The only thing I remember about art from growing up is those big pieces of manila paper we got to use at school sometimes. Only sometimes, though, not very often. I don’t ever remember making anything important or fantastic on that paper, but I loved the possibilities the blank sheet posed. I loved that we would soon get out our crayons and have some time to use them freely. And even though I also remember feeling inadequate and clumsy as an artist then, I remember the feeling of excitement I felt when I saw the paper out of its normal resting place in the hands of the teacher and ready to be distributed to the class. I think someone must have told me I wasn’t much good at drawing then because that is what I believed and I don’t recall anything I did from those years. But I still love that kind of paper and the promise of freedom it brought.

When I became a mother I promised myself that my kids would have paper and crayons and scissors and tape and markers and paints available always. Just in case they had the courage to try to create something. And they do have courage.

In college I took an art class. For one project I covered a large poster board with maps, then sort of cerulean blue washed over the whole thing, added some purple tissue paper collage and did some raised outlining with a bright yellow colored something or other. I really liked what I had done because it was creative for me, and I had used some of my favorite things: maps, yellow and collage technique, plus I had allowed myself to be completely free with it. My instructor didn’t like it, although I don’t remember why. It didn’t matter much to me because it pleased me, what I had done. But I think his dislike discouraged me.

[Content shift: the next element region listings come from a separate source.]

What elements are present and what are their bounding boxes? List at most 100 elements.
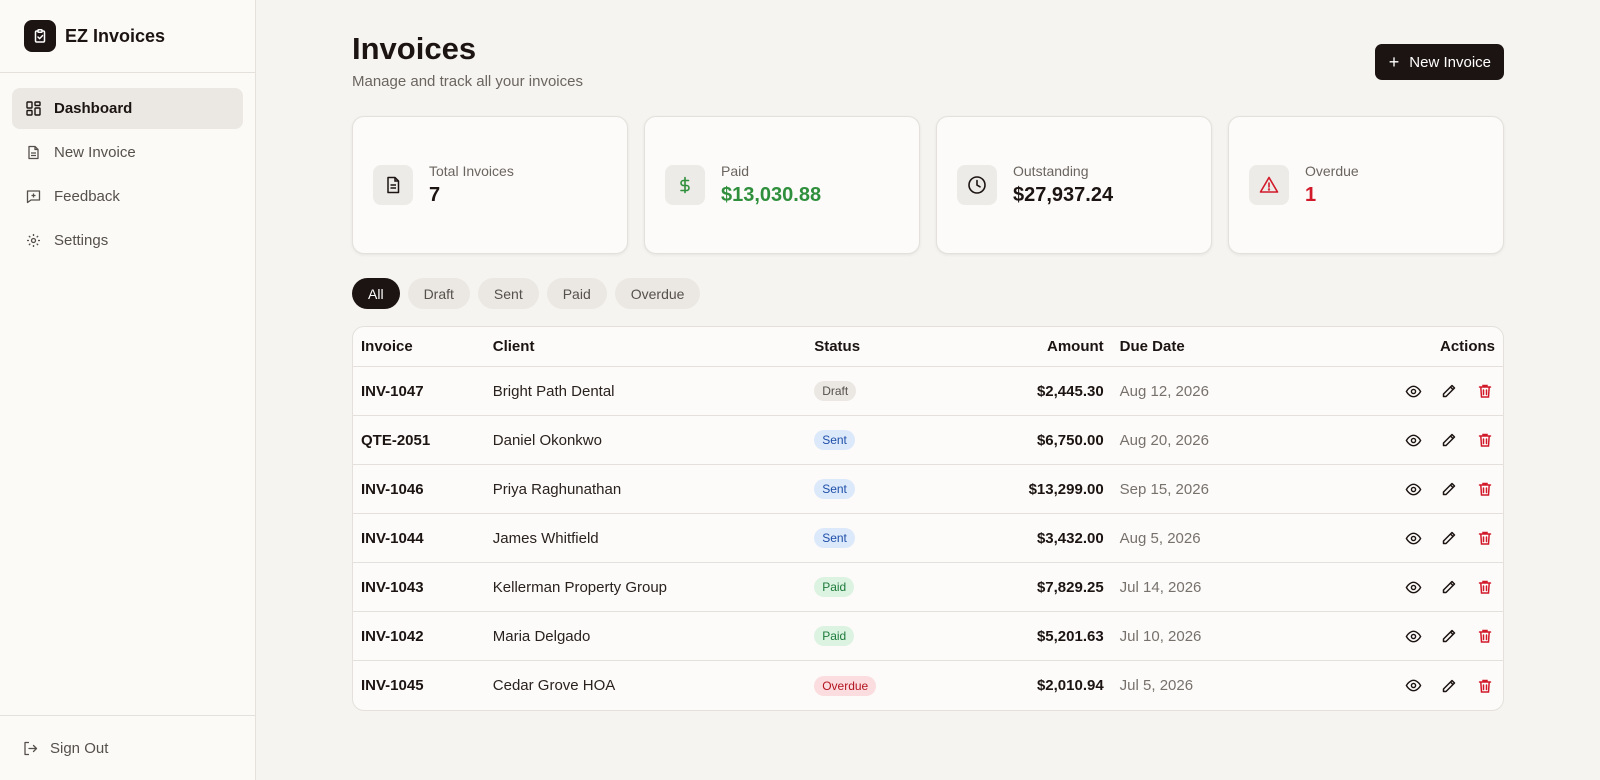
- view-icon[interactable]: [1403, 430, 1423, 450]
- invoice-amount: $3,432.00: [1036, 529, 1104, 547]
- column-header-client: Client: [492, 338, 535, 355]
- row-actions: [1303, 626, 1503, 646]
- edit-icon[interactable]: [1439, 479, 1459, 499]
- table-row[interactable]: INV-1046 Priya Raghunathan Sent $13,299.…: [353, 465, 1503, 514]
- due-date: Aug 12, 2026: [1119, 382, 1209, 400]
- warning-icon: [1249, 165, 1289, 205]
- delete-icon[interactable]: [1475, 430, 1495, 450]
- table-row[interactable]: INV-1045 Cedar Grove HOA Overdue $2,010.…: [353, 661, 1503, 710]
- edit-icon[interactable]: [1439, 577, 1459, 597]
- status-badge: Sent: [814, 528, 855, 548]
- edit-icon[interactable]: [1439, 381, 1459, 401]
- delete-icon[interactable]: [1475, 676, 1495, 696]
- page-subtitle: Manage and track all your invoices: [352, 73, 583, 90]
- filter-draft[interactable]: Draft: [407, 278, 470, 309]
- stat-value: $27,937.24: [1013, 184, 1114, 206]
- sidebar-item-dashboard[interactable]: Dashboard: [12, 88, 243, 129]
- table-row[interactable]: INV-1047 Bright Path Dental Draft $2,445…: [353, 367, 1503, 416]
- logout-icon: [22, 740, 38, 756]
- status-badge: Paid: [814, 626, 855, 646]
- invoice-number: INV-1043: [361, 578, 424, 596]
- status-filter-tabs: All Draft Sent Paid Overdue: [352, 278, 701, 309]
- stat-card-total-invoices: Total Invoices 7: [352, 116, 628, 254]
- sign-out-button[interactable]: Sign Out: [22, 740, 108, 757]
- row-actions: [1303, 430, 1503, 450]
- sidebar-item-label: New Invoice: [54, 144, 136, 161]
- client-name: Kellerman Property Group: [492, 578, 668, 596]
- due-date: Jul 14, 2026: [1119, 578, 1202, 596]
- delete-icon[interactable]: [1475, 528, 1495, 548]
- edit-icon[interactable]: [1439, 528, 1459, 548]
- sidebar-item-label: Dashboard: [54, 100, 133, 117]
- delete-icon[interactable]: [1475, 381, 1495, 401]
- client-name: Daniel Okonkwo: [492, 431, 602, 449]
- view-icon[interactable]: [1403, 479, 1423, 499]
- row-actions: [1303, 479, 1503, 499]
- invoice-amount: $5,201.63: [1036, 627, 1104, 645]
- client-name: Cedar Grove HOA: [492, 677, 616, 694]
- column-header-status: Status: [814, 338, 861, 355]
- invoice-amount: $13,299.00: [1028, 480, 1104, 498]
- dashboard-icon: [25, 101, 41, 117]
- table-row[interactable]: INV-1044 James Whitfield Sent $3,432.00 …: [353, 514, 1503, 563]
- invoice-number: INV-1045: [361, 677, 424, 694]
- invoice-amount: $6,750.00: [1036, 431, 1104, 449]
- table-row[interactable]: INV-1042 Maria Delgado Paid $5,201.63 Ju…: [353, 612, 1503, 661]
- stat-card-outstanding: Outstanding $27,937.24: [936, 116, 1212, 254]
- client-name: Maria Delgado: [492, 627, 591, 645]
- view-icon[interactable]: [1403, 528, 1423, 548]
- stat-label: Paid: [721, 163, 750, 179]
- due-date: Jul 5, 2026: [1119, 677, 1194, 694]
- delete-icon[interactable]: [1475, 479, 1495, 499]
- sidebar-item-feedback[interactable]: Feedback: [12, 176, 243, 217]
- stat-card-overdue: Overdue 1: [1228, 116, 1504, 254]
- sidebar-item-settings[interactable]: Settings: [12, 220, 243, 261]
- view-icon[interactable]: [1403, 577, 1423, 597]
- invoice-number: INV-1047: [361, 382, 424, 400]
- column-header-actions: Actions: [1439, 338, 1495, 355]
- invoice-number: QTE-2051: [361, 431, 431, 449]
- page-title: Invoices: [352, 31, 477, 66]
- status-badge: Sent: [814, 430, 855, 450]
- app-name: EZ Invoices: [65, 25, 166, 46]
- column-header-invoice: Invoice: [361, 338, 413, 355]
- clipboard-icon: [24, 20, 56, 52]
- sign-out-label: Sign Out: [50, 739, 109, 757]
- stat-value: $13,030.88: [721, 184, 822, 206]
- stat-label: Overdue: [1305, 163, 1359, 179]
- invoice-amount: $2,445.30: [1036, 382, 1104, 400]
- edit-icon[interactable]: [1439, 676, 1459, 696]
- sidebar-item-new-invoice[interactable]: New Invoice: [12, 132, 243, 173]
- view-icon[interactable]: [1403, 381, 1423, 401]
- table-row[interactable]: QTE-2051 Daniel Okonkwo Sent $6,750.00 A…: [353, 416, 1503, 465]
- invoice-amount: $7,829.25: [1036, 578, 1104, 596]
- due-date: Aug 5, 2026: [1119, 529, 1201, 547]
- client-name: Priya Raghunathan: [492, 480, 622, 498]
- invoices-table: Invoice Client Status Amount Due Date Ac…: [352, 326, 1504, 711]
- sidebar-item-label: Feedback: [54, 188, 120, 205]
- document-icon: [373, 165, 413, 205]
- sidebar-nav: Dashboard New Invoice Feedback: [0, 73, 255, 261]
- delete-icon[interactable]: [1475, 626, 1495, 646]
- view-icon[interactable]: [1403, 676, 1423, 696]
- client-name: Bright Path Dental: [492, 382, 615, 400]
- stat-value: 1: [1305, 184, 1317, 206]
- sidebar-item-label: Settings: [54, 232, 109, 249]
- filter-sent[interactable]: Sent: [477, 278, 539, 309]
- feedback-icon: [25, 189, 41, 205]
- delete-icon[interactable]: [1475, 577, 1495, 597]
- status-badge: Paid: [814, 577, 855, 597]
- due-date: Sep 15, 2026: [1119, 480, 1209, 498]
- status-badge: Overdue: [814, 675, 877, 696]
- edit-icon[interactable]: [1439, 626, 1459, 646]
- filter-overdue[interactable]: Overdue: [614, 278, 701, 309]
- stat-label: Outstanding: [1013, 163, 1089, 179]
- brand: EZ Invoices: [0, 0, 255, 73]
- filter-all[interactable]: All: [352, 278, 400, 309]
- filter-paid[interactable]: Paid: [546, 278, 607, 309]
- edit-icon[interactable]: [1439, 430, 1459, 450]
- view-icon[interactable]: [1403, 626, 1423, 646]
- new-invoice-button[interactable]: + New Invoice: [1374, 44, 1504, 80]
- sidebar-footer: Sign Out: [0, 715, 255, 780]
- table-row[interactable]: INV-1043 Kellerman Property Group Paid $…: [353, 563, 1503, 612]
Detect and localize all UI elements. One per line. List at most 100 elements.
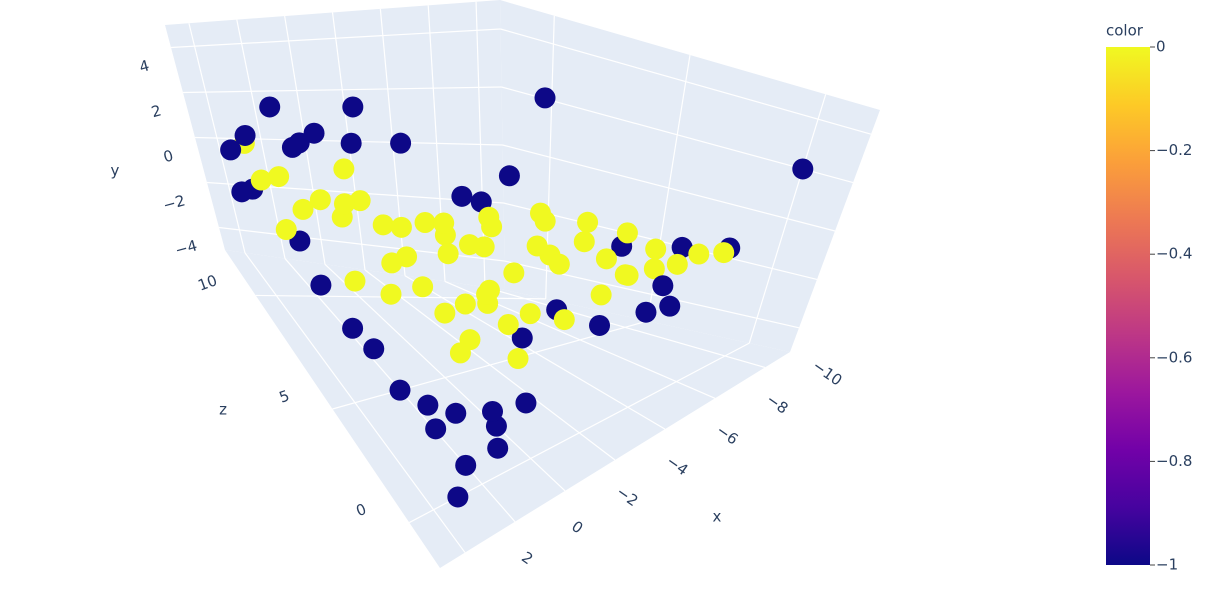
point (498, 165, 520, 187)
point (590, 284, 612, 306)
point (643, 258, 665, 280)
point (577, 211, 599, 233)
y-axis-title: y (111, 162, 120, 180)
floor-pane (225, 250, 790, 568)
point (478, 279, 500, 301)
point (340, 132, 362, 154)
point (515, 392, 537, 414)
point (507, 348, 529, 370)
point (645, 238, 667, 260)
point (437, 243, 459, 265)
point (342, 317, 364, 339)
point (497, 314, 519, 335)
y-tick-label: −4 (173, 236, 199, 259)
point (688, 243, 710, 265)
point (511, 327, 533, 349)
x-tick-label: 0 (568, 517, 586, 537)
point (234, 124, 256, 146)
point (372, 214, 394, 236)
point (451, 185, 473, 207)
grid-line (332, 320, 648, 410)
y-tick-label: 0 (161, 146, 175, 166)
point (250, 169, 272, 191)
x-tick-label: −8 (763, 390, 791, 417)
point (445, 402, 467, 424)
colorbar (1106, 47, 1150, 565)
point (363, 338, 385, 360)
point (792, 158, 814, 180)
point (344, 270, 366, 292)
x-tick-label: −2 (613, 483, 641, 510)
colorbar-tick-label: −0.2 (1156, 141, 1192, 159)
side-pane (500, 0, 880, 352)
colorbar-tick-label: −0.6 (1156, 348, 1192, 366)
colorbar-tick-label: −0.4 (1156, 245, 1192, 263)
point (616, 222, 638, 244)
point (380, 283, 402, 305)
point (595, 248, 617, 270)
colorbar-tick-label: −1 (1156, 556, 1178, 574)
point (617, 264, 639, 286)
x-tick-label: −4 (663, 452, 691, 479)
point (275, 219, 297, 241)
point (482, 400, 504, 422)
point (503, 262, 525, 284)
point (259, 96, 281, 118)
point (671, 236, 693, 258)
point (434, 302, 456, 324)
point (292, 198, 314, 220)
point (526, 235, 548, 257)
point (390, 216, 412, 238)
colorbar-title: color (1106, 22, 1144, 40)
z-tick-label: 5 (277, 386, 292, 406)
point (390, 132, 412, 154)
point (534, 210, 556, 232)
point (519, 303, 541, 325)
colorbar-tick-label: 0 (1156, 38, 1166, 56)
point (455, 454, 477, 476)
point (573, 231, 595, 253)
point (231, 181, 253, 203)
point (459, 234, 481, 256)
y-tick-label: 2 (149, 101, 163, 121)
point (713, 242, 735, 264)
colorbar-tick-label: −0.8 (1156, 452, 1192, 470)
point (389, 379, 411, 401)
point (412, 276, 434, 298)
point (534, 87, 556, 109)
y-tick-label: 4 (137, 56, 151, 76)
point (333, 158, 355, 180)
point (303, 122, 325, 144)
point (342, 96, 364, 118)
point (281, 136, 303, 158)
point (454, 293, 476, 315)
point (487, 437, 509, 459)
point (447, 486, 469, 508)
point (268, 166, 290, 188)
point (310, 274, 332, 296)
point (349, 190, 371, 212)
point (220, 139, 242, 161)
point (666, 253, 688, 275)
z-tick-label: 10 (195, 271, 219, 294)
point (309, 189, 331, 211)
point (381, 252, 403, 274)
x-tick-label: −10 (809, 357, 845, 390)
grid-line (170, 28, 501, 49)
grid-line (182, 86, 502, 94)
grid-line (748, 94, 827, 344)
point (553, 309, 575, 331)
y-tick-label: −2 (161, 191, 187, 214)
point (548, 253, 570, 275)
x-axis-title: x (713, 508, 722, 526)
x-tick-label: 2 (518, 548, 536, 568)
z-tick-label: 0 (354, 500, 369, 520)
point (417, 394, 439, 416)
point (635, 301, 657, 323)
point (433, 212, 455, 234)
x-tick-label: −6 (713, 421, 741, 448)
point (589, 314, 611, 336)
point (652, 275, 674, 297)
point (425, 418, 447, 440)
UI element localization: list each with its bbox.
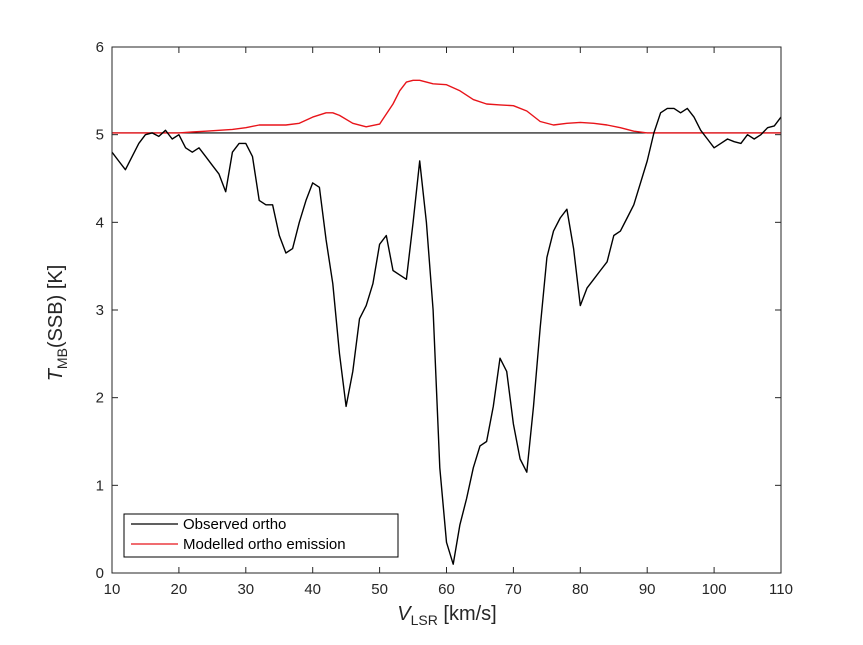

Once cold winter day in Catalina I decided that I was finally going to just paint. I took some paper and watercolors down to the water and sat there in the cold and painted. It wasn’t very good, and I was freezing cold and worked for a long time, but didn’t really like what I had done, except for the subtle pinkish color that I was able to achieve in the white puffy clouds. But mostly it looked like a very wooden, amateur painting done by someone who did not know how to paint. Which is what I was, so I was not disheartened at all.

My best and most truly amazingly rendered artwork ever was a watercolor painting I had done one early morning in college (probably in the midst of finals, as these stressful times often led me to either sleep a lot or try to create something). I had received some homegrown pink roses from a man with whom I was obsessed at the time the night before. They were a sort of an apology from him, and represented to me the hope of romantic success and the ability to continue on with my obsession. Which brought me great joy and courage. Enough to attempt to paint what the roses, anyway, which was quite a lot. I had never even thought of painting roses before.

I remembered what I had been taught in a drawing course that I had taken only briefly about looking at the line, but not thinking about what the line is, just trying to draw the line as it appears. So I did that. I did not tell myself that I was going to draw or paint roses. I just began trying to copy the line of each petal and then I painted, again, not thinking about painting roses, but simply attempted to mimic the colors I saw. There was pink with subtle orange. I loved what I had done. Loved that I had done it, loved that I had been patient and thoughtful as I did it, loved the way it turned out.

Unfortunately obsessions can mess with one’s sense of propriety and at the sad but inevitable ending of our twisted relationship I not only chopped off all of my hair, but ripped this little painted memory to bits. Dang.

Creating art seems to me a way of being able to get at some of what lies within, to bring it out into the world without needing to explain. A means to display some hidden deep beauty that life’s hard knocks have rankled with, then locked away.

A painting or drawing or knit thing seems more subtle than language, my former first love. Writing seems so harsh to me now; to put the pain into words and onto page completely unappealing. I’ve got books full of the sad stories of my life. I want to burn them, to somehow make them inarticulate.

I wish to make art instead. Perhaps it will be more accurate a picture of me, the me who is still here, still hoping and dreaming, still breathing despite it all.

I think maybe I have finally grown tired of the tedious, ineffective verbal catharses of my life.

But I still have something more to prove, only this time I will use paint, color, texture. Maybe a few choice words, but mostly not. Mostly just beauty. And orange and yellow and red and green. And blue. And white. Probably not much black, though. I really don’t like black, except clothing. Finally figured that one out.

So this is why I started this blog.  To document my journey from talker to artist.  I hope.